Online supplemental material
Fig. S1 shows expression of IRE1β in intestinal epithelial cells and cell models (supports Fig. 1). Fig. S2 shows that IRE1β suppresses XBP1 transcriptional activity (supports Fig. 2). Fig. S3 shows that IRE1β restricts stress-induced IRE1α expression (supports Fig. 3) and the effect of transient IRE1β expression on IRE1α protein levels in HEK293T cells. Fig. S4 shows that IRE1β interacts with IRE1β (supports Fig. 5) and shows IRE1β-IRE1α coimmunoprecipitation experiments in HEK293 cells. Fig. S5 shows expression and XBP1 splicing activity of IRE1 constructs (supports Fig. 6). Fig. S6 shows that IRE1β-G641H mutant rescues XBP1 splicing (supports Fig. 8 B). Table S1 shows primer sequences used for qPCR. Data S1 shows differential expression of UPR, XBP1, and RIDD genes in HEK293doxIRE1β cells. Data S2 shows putative XBP1 binding sites in human IRE1α promoter region. Data S3 shows mass spectrometry of phosphorylation sites in IRE1α and IRE1β proteins purified from Expi293 cells.

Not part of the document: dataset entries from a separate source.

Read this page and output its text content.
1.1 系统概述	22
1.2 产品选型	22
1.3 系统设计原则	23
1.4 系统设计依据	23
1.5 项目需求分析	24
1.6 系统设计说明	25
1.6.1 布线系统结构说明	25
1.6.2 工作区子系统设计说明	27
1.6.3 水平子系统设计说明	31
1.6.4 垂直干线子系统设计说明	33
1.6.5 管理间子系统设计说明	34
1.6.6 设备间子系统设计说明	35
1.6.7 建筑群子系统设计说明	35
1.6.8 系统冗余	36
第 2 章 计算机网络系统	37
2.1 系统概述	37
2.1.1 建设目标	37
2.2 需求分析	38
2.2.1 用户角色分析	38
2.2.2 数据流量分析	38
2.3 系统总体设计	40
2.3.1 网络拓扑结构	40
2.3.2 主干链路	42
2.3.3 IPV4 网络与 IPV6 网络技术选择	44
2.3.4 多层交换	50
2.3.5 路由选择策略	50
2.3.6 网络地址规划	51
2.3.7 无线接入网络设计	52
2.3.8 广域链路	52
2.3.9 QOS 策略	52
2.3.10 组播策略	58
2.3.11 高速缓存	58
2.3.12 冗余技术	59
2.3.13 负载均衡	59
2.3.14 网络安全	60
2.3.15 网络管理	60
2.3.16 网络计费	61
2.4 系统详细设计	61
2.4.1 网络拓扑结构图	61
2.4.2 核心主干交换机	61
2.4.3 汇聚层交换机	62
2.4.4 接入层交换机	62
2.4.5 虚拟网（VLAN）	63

We thank members of the Lencer, Eyckerman, and Janssens laboratories for critical evaluation and discussion throughout this project. We thank Dr. Kenji Kohno for providing pCAG-hIRE1β plasmid; Takao Iwawaki for providing pCAX-HA-2xXBP1ΔDBD(anATG)-LUC-F XBP1 splicing reporter plasmid; Ron Prywes for providing p5xATF6-GL3 (UPRE-LUC, plasmid 11976; Addgene); Qingbo Xu and Lingfang Zeng for providing pCMV5-FLAG-XBP1 plasmid (plasmid 63680; Addgene); Dan Chinnapen and Elisha Fielding for providing Expi293F cells and expression protocols; and Dustin Maly for providing AT9283 IRE1 kinase inhibitor and valuable discussions on IRE1 kinase domains and activation.
This work was supported by National Institutes of Health grants DK048106 and DK084424 and the Harvard Digestive Disease Center grants P30DK034854 (Epithelial Cell and Mucosal Immunology Core) to W.I. Lencer and K01DK119414 to M.J. Grey.

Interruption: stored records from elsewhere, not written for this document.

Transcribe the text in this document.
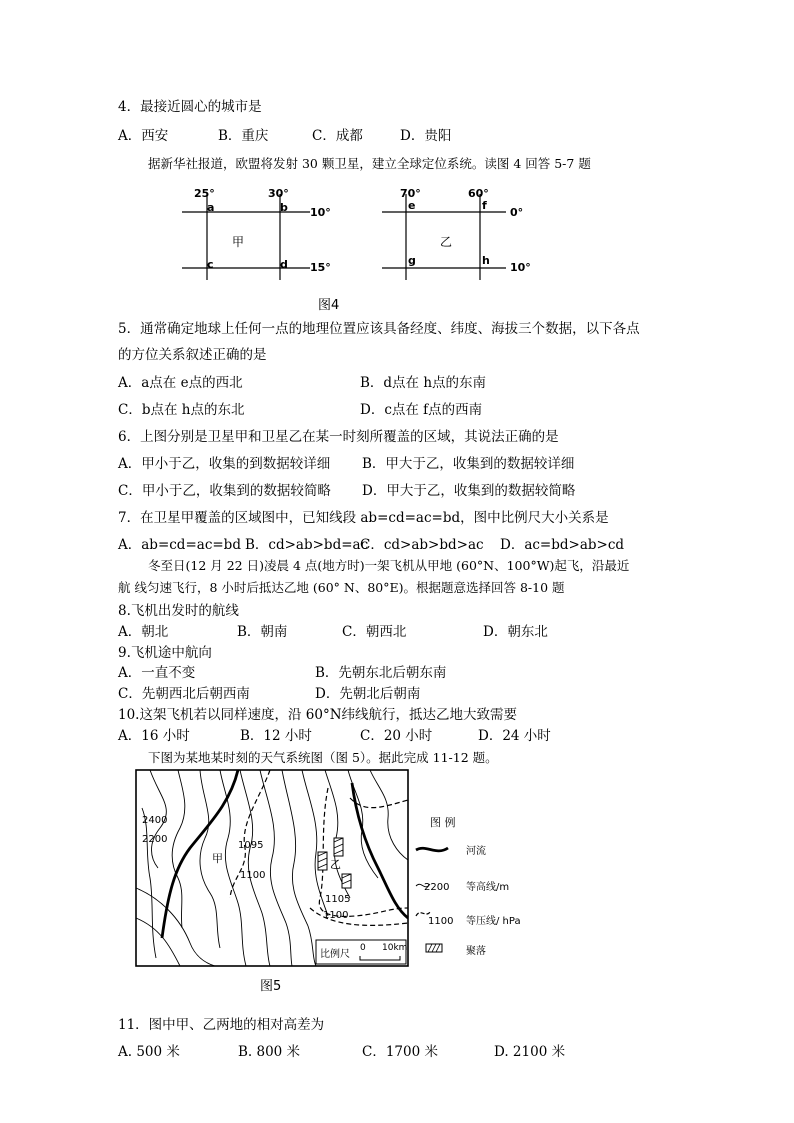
4．最接近圆心的城市是
A．西安	B．重庆	C．成都	D．贵阳
据新华社报道，欧盟将发射 30 颗卫星，建立全球定位系统。读图 4 回答 5-7 题
25°	30°
10°
15°
a	b
c	d
甲
70°	60°
0°
10°
e	f
g	h
乙
图4
5．通常确定地球上任何一点的地理位置应该具备经度、纬度、海拔三个数据，以下各点
的方位关系叙述正确的是
A．a点在 e点的西北	B．d点在 h点的东南
C．b点在 h点的东北	D．c点在 f点的西南
6．上图分别是卫星甲和卫星乙在某一时刻所覆盖的区域，其说法正确的是
A．甲小于乙，收集的到数据较详细 B．甲大于乙，收集到的数据较详细
C．甲小于乙，收集到的数据较简略 D．甲大于乙，收集到的数据较简略
7．在卫星甲覆盖的区域图中，已知线段 ab=cd=ac=bd，图中比例尺大小关系是
A．ab=cd=ac=bd B．cd>ab>bd=ac
C．cd>ab>bd>ac D．ac=bd>ab>cd
冬至日(12 月 22 日)凌晨 4 点(地方时)一架飞机从甲地 (60°N、100°W)起飞，沿最近
航 线匀速飞行，8 小时后抵达乙地 (60° N、80°E)。根据题意选择回答 8-10 题
8.飞机出发时的航线
A．朝北	B．朝南	C．朝西北	D．朝东北
9.飞机途中航向
A．一直不变	B．先朝东北后朝东南
C．先朝西北后朝西南	D．先朝北后朝南
10.这架飞机若以同样速度，沿 60°N纬线航行，抵达乙地大致需要
A．16 小时	B．12 小时	C．20 小时	D．24 小时
下图为某地某时刻的天气系统图（图 5）。据此完成 11-12 题。
2400
2200
1095
1100
1105
1100
甲	乙
比例尺
0 10km
图 例
河流
2200 等高线/m
1100 等压线/ hPa
聚落
图5
11．图中甲、乙两地的相对高差为
A. 500 米	B. 800 米	C．1700 米	D. 2100 米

The authors declare no competing financial interests.
Author contributions: M.J. Grey and W.I. Lencer conceived the project and M.J. Grey, W.I. Lencer, E. Cloots, S. Eyckerman, and S. Janssens designed experiments. M.J. Grey, E. Cloots, and M.S. Simpson carried out all experiments with technical support from N. LeDuc, H. De Luca, and D. De Sutter. Y.V. Serebrenik, A.W. Paton, and J.C. Paton provided critical reagents. P. Luong, J.R. Thiagarajah, and M.A. Seeliger provided critical reagents and intellectual support in experiment design and analysis. M.J. Grey, E. Cloots, M.S. Simpson, S. Eyckerman, S. Janssens, and W.I. Lencer analyzed and provided interpretation for all data. M.J. Grey and W.I. Lencer wrote the manuscript with substantial input from E. Cloots, M.S. Simpson, S. Eyckerman, and S. Janssens. The final manuscript and data were made available to all authors for review and comment prior to submission.
M.J. Grey, E. Cloots, and M.S. Simpson contributed equally to this paper.